Commercial and Multifamily Mortgage Debt Outstanding Increased in Q1 2024

The amount of commercial mortgage debt outstanding increased in the first quarter of 2024, despite slow mortgage originations activity.

CRE and Multifamily Debt Outstanding
Source: Mortgage Bankers Association

The level of commercial/multifamily mortgage debt outstanding increased by $40.1 billion (0.9 percent) in the first quarter of 2024, according to the Mortgage Bankers Association’s (MBA) latest Commercial/Multifamily Mortgage Debt Outstanding quarterly report, released last month.

Total commercial/multifamily mortgage debt outstanding rose to $4.70 trillion at the end of the first quarter. Multifamily mortgage debt alone increased $23.7 billion (1.1 percent) to $2.10 trillion from the fourth quarter of 2023.

The amount of commercial mortgage debt outstanding increased in the first quarter of 2024, despite slow mortgage originations activity. Every major capital source increased its holdings of commercial mortgages, as fewer loans than usual were paid off through property sales or refinancings.

Commercial banks continue to hold the largest share (38 percent) of commercial/multifamily mortgages at $1.8 trillion. Agency and GSE portfolios and MBS are the second-largest holders of commercial/multifamily mortgages (22 percent) at $1.01 trillion. Life insurance companies hold $720 billion (15 percent), and CMBS, CDO and other ABS issues hold $604 billion (13 percent). Many life insurance companies, banks and the GSEs purchase and hold CMBS, CDO and other ABS issues. These loans appear in the report in the “CMBS, CDO and other ABS” category.

Changes in Commercial/Multifamily Debt Outstanding

In the first quarter, bank and thrifts saw the largest gains in dollar terms in their holdings of commercial/multifamily mortgage debt—an increase of $12.8 billion (0.7 percent).
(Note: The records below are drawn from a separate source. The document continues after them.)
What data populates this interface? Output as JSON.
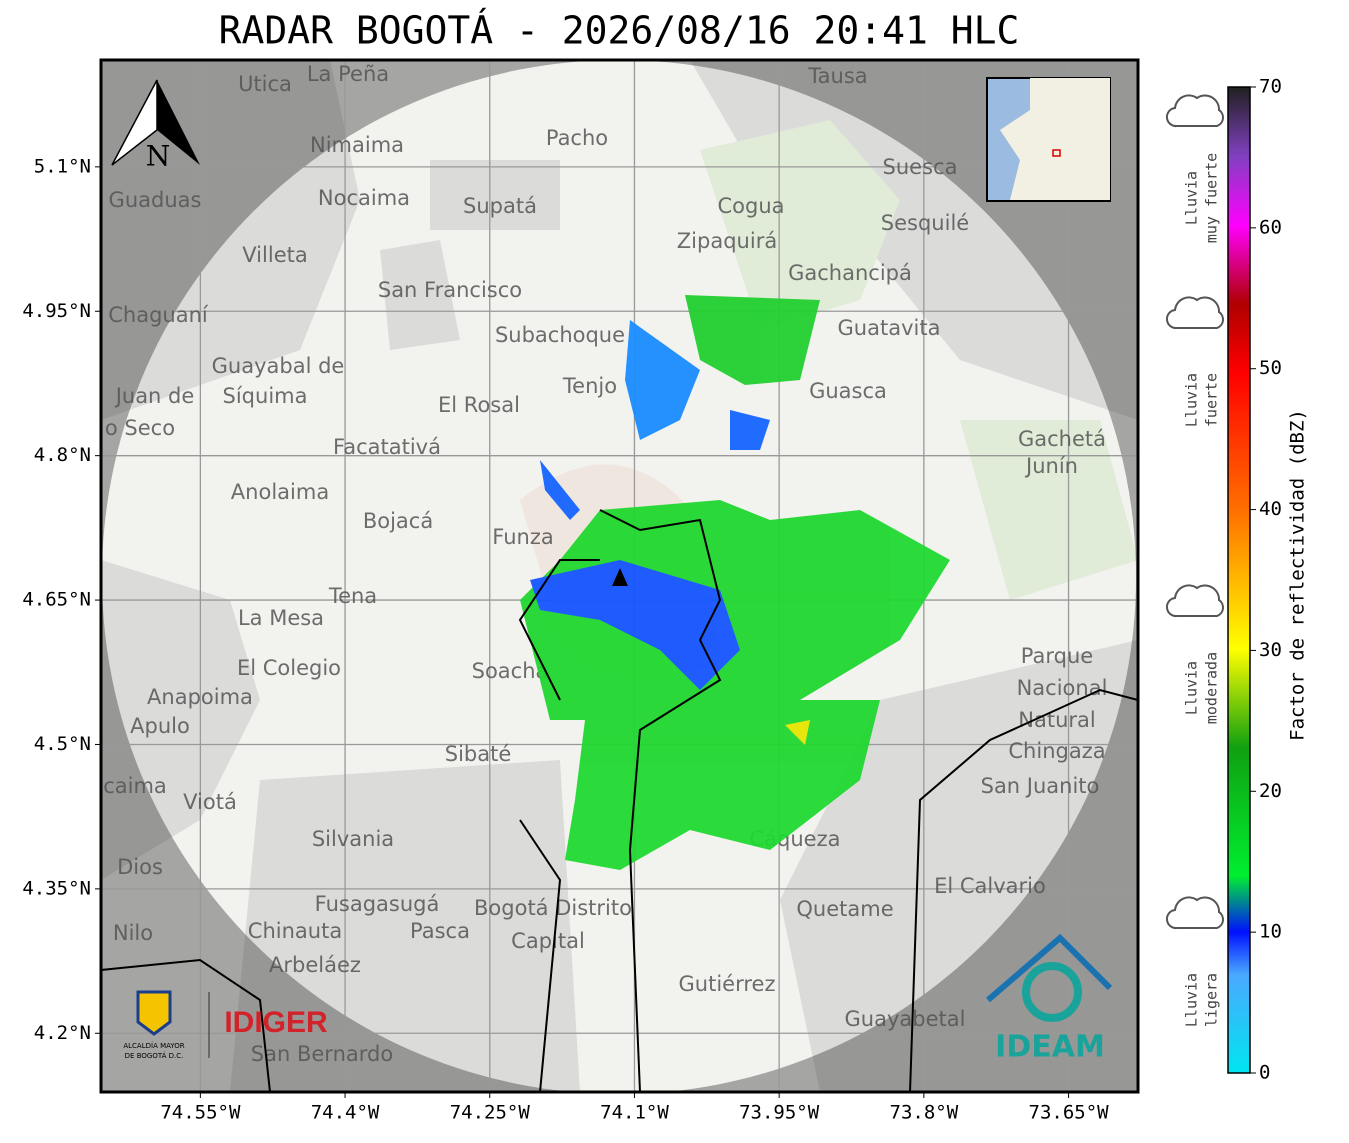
{
  "title": "RADAR BOGOTÁ - 2026/08/16 20:41 HLC",
  "map": {
    "xlim": [
      -74.653,
      -73.578
    ],
    "ylim": [
      4.139,
      5.211
    ],
    "xticks": [
      {
        "value": -74.55,
        "label": "74.55°W"
      },
      {
        "value": -74.4,
        "label": "74.4°W"
      },
      {
        "value": -74.25,
        "label": "74.25°W"
      },
      {
        "value": -74.1,
        "label": "74.1°W"
      },
      {
        "value": -73.95,
        "label": "73.95°W"
      },
      {
        "value": -73.8,
        "label": "73.8°W"
      },
      {
        "value": -73.65,
        "label": "73.65°W"
      }
    ],
    "yticks": [
      {
        "value": 4.2,
        "label": "4.2°N"
      },
      {
        "value": 4.35,
        "label": "4.35°N"
      },
      {
        "value": 4.5,
        "label": "4.5°N"
      },
      {
        "value": 4.65,
        "label": "4.65°N"
      },
      {
        "value": 4.8,
        "label": "4.8°N"
      },
      {
        "value": 4.95,
        "label": "4.95°N"
      },
      {
        "value": 5.1,
        "label": "5.1°N"
      }
    ],
    "grid": true,
    "north": "N",
    "places": [
      "La Peña",
      "Utica",
      "Tausa",
      "Pacho",
      "Nimaima",
      "Suesca",
      "Guaduas",
      "Nocaima",
      "Supatá",
      "Cogua",
      "Sesquilé",
      "Zipaquirá",
      "Villeta",
      "Gachancipá",
      "San Francisco",
      "Chaguaní",
      "Guatavita",
      "Subachoque",
      "Guayabal de",
      "Síquima",
      "Tenjo",
      "El Rosal",
      "Guasca",
      "Juan de",
      "o Seco",
      "Facatativá",
      "Gachetá",
      "Junín",
      "Anolaima",
      "Bojacá",
      "Funza",
      "Tena",
      "La Mesa",
      "El Colegio",
      "Soacha",
      "Parque",
      "Nacional",
      "Natural",
      "Chingaza",
      "Anapoima",
      "Apulo",
      "Sibaté",
      "San Juanito",
      "caima",
      "Viotá",
      "Silvania",
      "Cáqueza",
      "Dios",
      "El Calvario",
      "Fusagasugá",
      "Bogotá Distrito",
      "Capital",
      "Quetame",
      "Nilo",
      "Chinauta",
      "Pasca",
      "Arbeláez",
      "Gutiérrez",
      "Guayabetal",
      "San Bernardo"
    ],
    "logos": {
      "alcaldia": [
        "ALCALDÍA MAYOR",
        "DE BOGOTÁ D.C."
      ],
      "idiger": "IDIGER",
      "ideam": "IDEAM"
    }
  },
  "colorbar": {
    "label": "Factor de reflectividad (dBZ)",
    "ylim": [
      0,
      70
    ],
    "yticks": [
      0,
      10,
      20,
      30,
      40,
      50,
      60,
      70
    ],
    "categories": [
      [
        "Lluvia",
        "muy fuerte"
      ],
      [
        "Lluvia",
        "fuerte"
      ],
      [
        "Lluvia",
        "moderada"
      ],
      [
        "Lluvia",
        "ligera"
      ]
    ]
  }
}
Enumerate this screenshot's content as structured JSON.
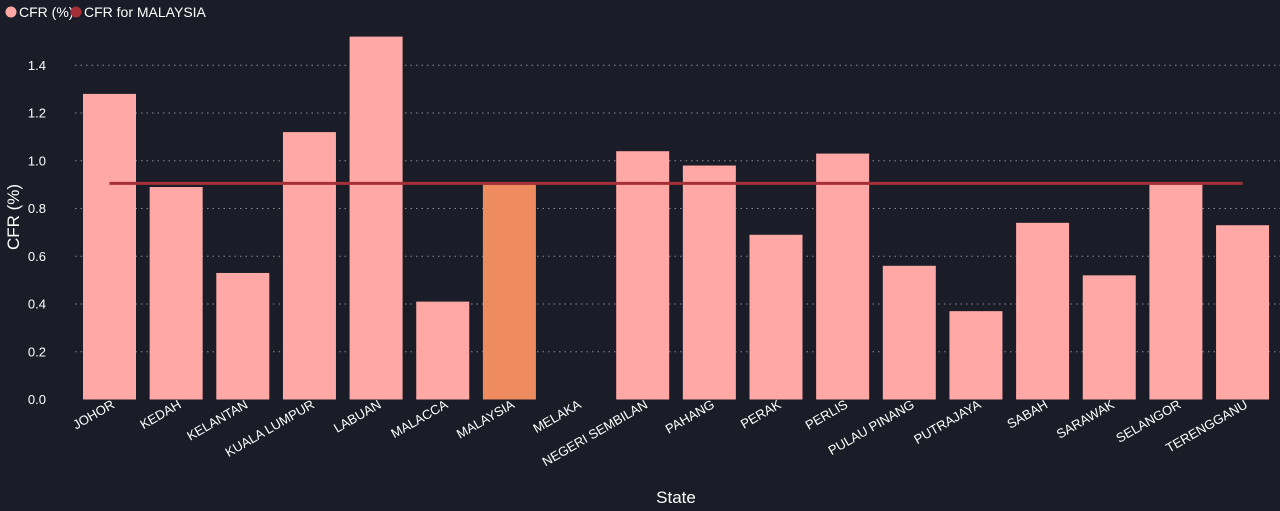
{
  "colors": {
    "background": "#1a1d27",
    "bar": "#ffa8a6",
    "highlight_bar": "#ee8b5f",
    "reference_line": "#a52f36",
    "grid": "#8a8d96",
    "text": "#ffffff"
  },
  "chart_data": {
    "type": "bar",
    "xlabel": "State",
    "ylabel": "CFR (%)",
    "ylim": [
      0,
      1.52
    ],
    "yticks": [
      "0.0",
      "0.2",
      "0.4",
      "0.6",
      "0.8",
      "1.0",
      "1.2",
      "1.4"
    ],
    "grid": "horizontal dotted",
    "legend": {
      "placement": "top-left",
      "items": [
        {
          "label": "CFR (%)",
          "color": "#ffa8a6"
        },
        {
          "label": "CFR for MALAYSIA",
          "color": "#a52f36"
        }
      ]
    },
    "categories": [
      "JOHOR",
      "KEDAH",
      "KELANTAN",
      "KUALA LUMPUR",
      "LABUAN",
      "MALACCA",
      "MALAYSIA",
      "MELAKA",
      "NEGERI SEMBILAN",
      "PAHANG",
      "PERAK",
      "PERLIS",
      "PULAU PINANG",
      "PUTRAJAYA",
      "SABAH",
      "SARAWAK",
      "SELANGOR",
      "TERENGGANU"
    ],
    "series": [
      {
        "name": "CFR (%)",
        "values": [
          1.28,
          0.89,
          0.53,
          1.12,
          1.52,
          0.41,
          0.9,
          0,
          1.04,
          0.98,
          0.69,
          1.03,
          0.56,
          0.37,
          0.74,
          0.52,
          0.9,
          0.73
        ]
      },
      {
        "name": "CFR for MALAYSIA",
        "type": "line",
        "value": 0.905
      }
    ],
    "highlight_category": "MALAYSIA"
  }
}
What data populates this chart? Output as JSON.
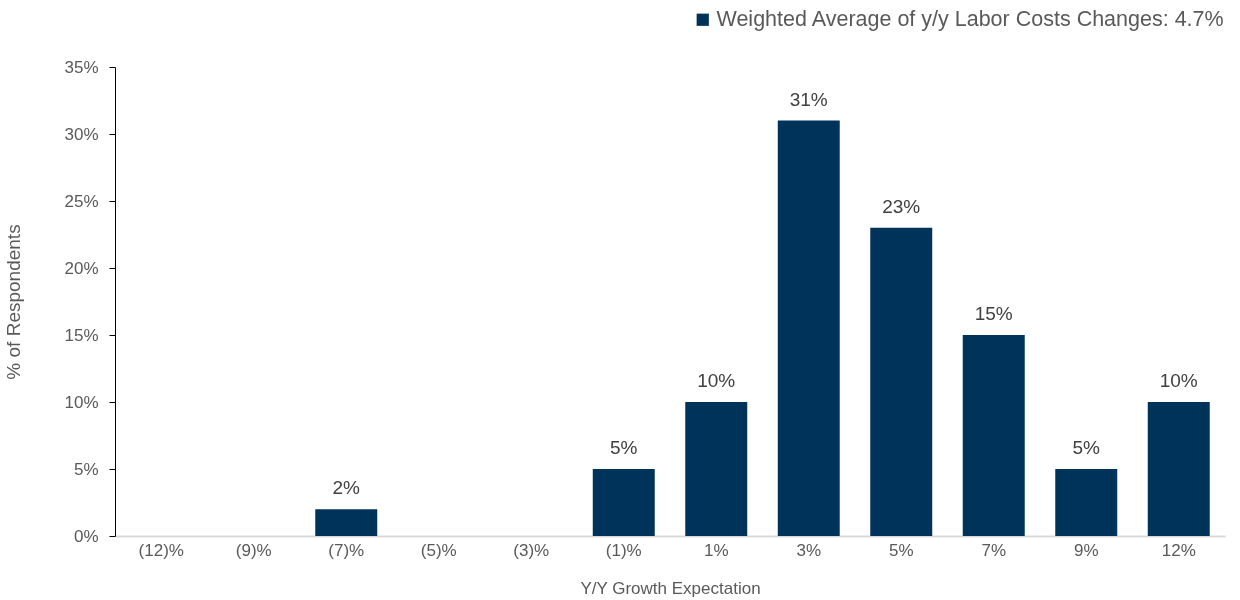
{
  "chart_data": {
    "type": "bar",
    "xlabel": "Y/Y Growth Expectation",
    "ylabel": "% of Respondents",
    "categories": [
      "(12)%",
      "(9)%",
      "(7)%",
      "(5)%",
      "(3)%",
      "(1)%",
      "1%",
      "3%",
      "5%",
      "7%",
      "9%",
      "12%"
    ],
    "series": [
      {
        "name": "Weighted Average of y/y Labor Costs Changes: 4.7%",
        "color": "#003359",
        "values": [
          0,
          0,
          2,
          0,
          0,
          5,
          10,
          31,
          23,
          15,
          5,
          10
        ],
        "value_labels": [
          null,
          null,
          "2%",
          null,
          null,
          "5%",
          "10%",
          "31%",
          "23%",
          "15%",
          "5%",
          "10%"
        ]
      }
    ],
    "ylim": [
      0,
      35
    ],
    "yticks": [
      {
        "value": 0,
        "label": "0%"
      },
      {
        "value": 5,
        "label": "5%"
      },
      {
        "value": 10,
        "label": "10%"
      },
      {
        "value": 15,
        "label": "15%"
      },
      {
        "value": 20,
        "label": "20%"
      },
      {
        "value": 25,
        "label": "25%"
      },
      {
        "value": 30,
        "label": "30%"
      },
      {
        "value": 35,
        "label": "35%"
      }
    ],
    "legend": "top right"
  }
}
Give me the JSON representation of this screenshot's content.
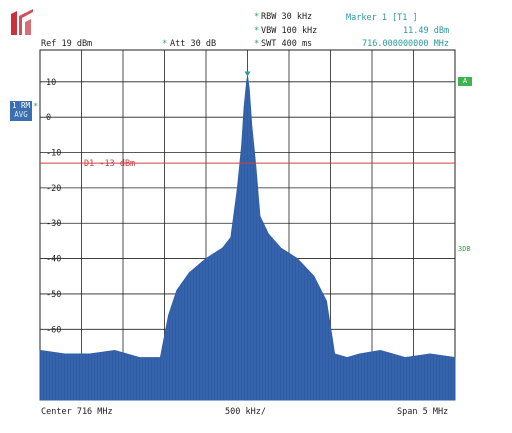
{
  "header": {
    "rbw": "RBW 30 kHz",
    "vbw": "VBW 100 kHz",
    "swt": "SWT 400 ms",
    "marker_title": "Marker 1 [T1 ]",
    "marker_level": "11.49 dBm",
    "marker_freq": "716.000000000 MHz",
    "ref": "Ref  19 dBm",
    "att": "Att  30 dB"
  },
  "badges": {
    "trace_line1": "1 RM",
    "trace_line2": "AVG",
    "right_flag": "A",
    "right_side_label": "3DB"
  },
  "footer": {
    "center": "Center  716 MHz",
    "div": "500 kHz/",
    "span": "Span  5 MHz"
  },
  "colors": {
    "trace": "#2f5ea8",
    "display_line": "#d04040",
    "grid": "#222222",
    "marker": "#2a9a9a"
  },
  "chart_data": {
    "type": "area",
    "xlabel": "",
    "ylabel": "",
    "xlim": [
      713.5,
      718.5
    ],
    "ylim": [
      -80,
      19
    ],
    "ytick_labels": [
      "10",
      "0",
      "-10",
      "-20",
      "-30",
      "-40",
      "-50",
      "-60"
    ],
    "ytick_values": [
      10,
      0,
      -10,
      -20,
      -30,
      -40,
      -50,
      -60
    ],
    "display_line": {
      "label": "D1  -13 dBm",
      "value": -13
    },
    "marker": {
      "x": 716.0,
      "y": 11.49
    },
    "series": [
      {
        "x": [
          713.5,
          713.8,
          714.1,
          714.4,
          714.7,
          714.95,
          715.05,
          715.15,
          715.3,
          715.5,
          715.7,
          715.8,
          715.88,
          715.93,
          715.96,
          715.99,
          716.0,
          716.02,
          716.05,
          716.1,
          716.15,
          716.25,
          716.4,
          716.6,
          716.8,
          716.95,
          717.05,
          717.2,
          717.35,
          717.6,
          717.9,
          718.2,
          718.5
        ],
        "y": [
          -66,
          -67,
          -67,
          -66,
          -68,
          -68,
          -56,
          -49,
          -44,
          -40,
          -37,
          -34,
          -20,
          -8,
          3,
          10,
          11.49,
          8,
          -2,
          -14,
          -28,
          -33,
          -37,
          -40,
          -45,
          -52,
          -67,
          -68,
          -67,
          -66,
          -68,
          -67,
          -68
        ]
      }
    ]
  }
}
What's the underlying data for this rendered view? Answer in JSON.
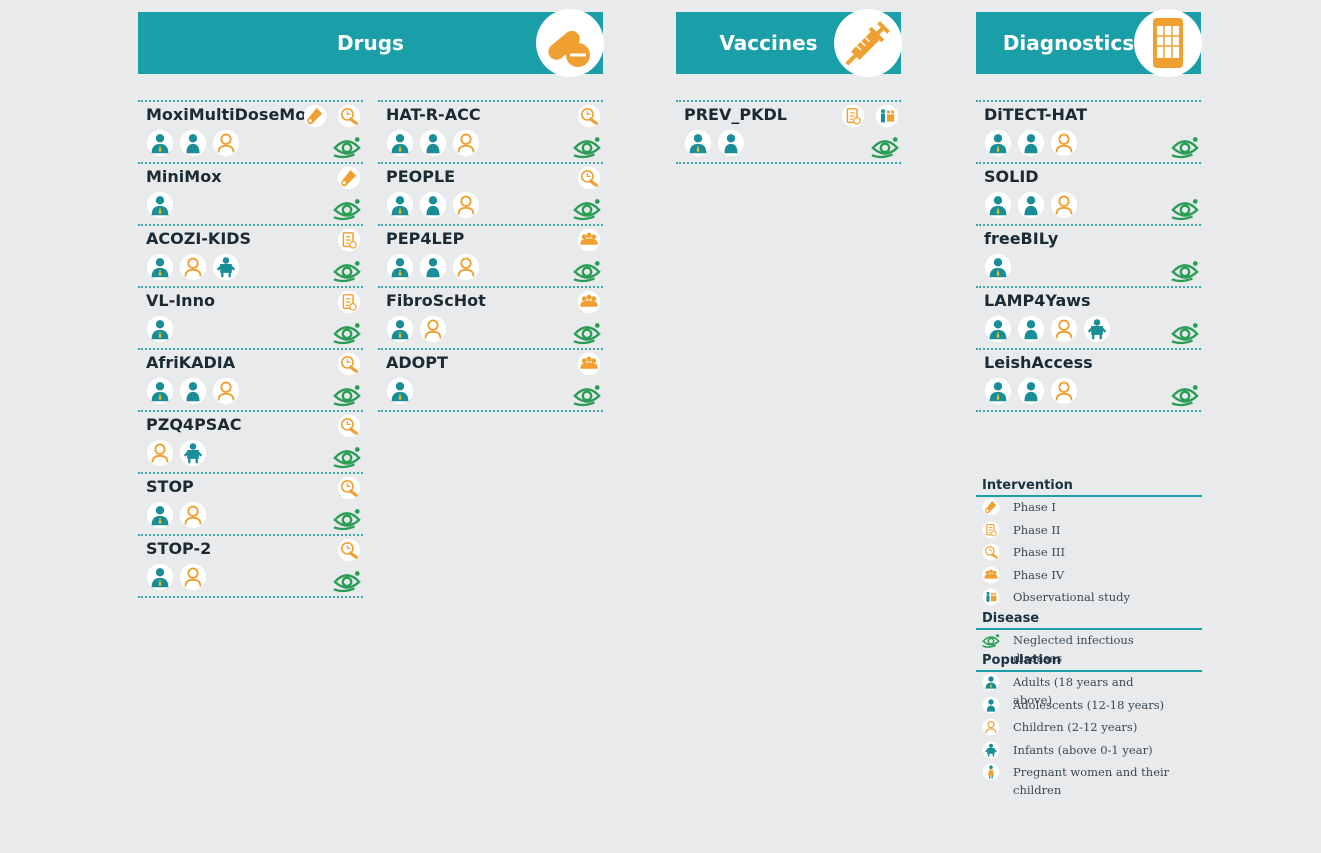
{
  "sections": [
    {
      "title": "Drugs",
      "projects": [
        {
          "name": "MoxiMultiDoseMod"
        },
        {
          "name": "MiniMox"
        },
        {
          "name": "ACOZI-KIDS"
        },
        {
          "name": "VL-Inno"
        },
        {
          "name": "AfriKADIA"
        },
        {
          "name": "PZQ4PSAC"
        },
        {
          "name": "STOP"
        },
        {
          "name": "STOP-2"
        },
        {
          "name": "HAT-R-ACC"
        },
        {
          "name": "PEOPLE"
        },
        {
          "name": "PEP4LEP"
        },
        {
          "name": "FibroScHot"
        },
        {
          "name": "ADOPT"
        }
      ]
    },
    {
      "title": "Vaccines",
      "projects": [
        {
          "name": "PREV_PKDL"
        }
      ]
    },
    {
      "title": "Diagnostics",
      "projects": [
        {
          "name": "DiTECT-HAT"
        },
        {
          "name": "SOLID"
        },
        {
          "name": "freeBILy"
        },
        {
          "name": "LAMP4Yaws"
        },
        {
          "name": "LeishAccess"
        }
      ]
    }
  ],
  "legend": {
    "groups": [
      {
        "title": "Intervention",
        "items": [
          "Phase I",
          "Phase II",
          "Phase III",
          "Phase IV",
          "Observational study"
        ]
      },
      {
        "title": "Disease",
        "items": [
          "Neglected infectious diseases"
        ]
      },
      {
        "title": "Population",
        "items": [
          "Adults (18 years and above)",
          "Adolescents (12-18 years)",
          "Children (2-12 years)",
          "Infants (above 0-1 year)",
          "Pregnant women and their children"
        ]
      }
    ]
  }
}
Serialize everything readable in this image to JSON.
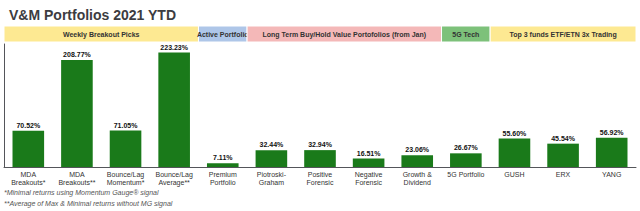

CMBS, CDO and other ABS issues increased their holdings by $11.0 billion (1.9 percent), agency and GSE portfolios and MBS increased their holdings by $10.2 billion (1.0 percent), and life insurance companies increased their holdings by $7.0 billion (1.0 percent).

In percentage terms, CMBS, CDO and other ABS issues saw the largest increase – 1.9 percent – in their holdings of commercial/multifamily mortgages. Conversely, state and local government retirement funds saw their holdings decrease 8.3 percent.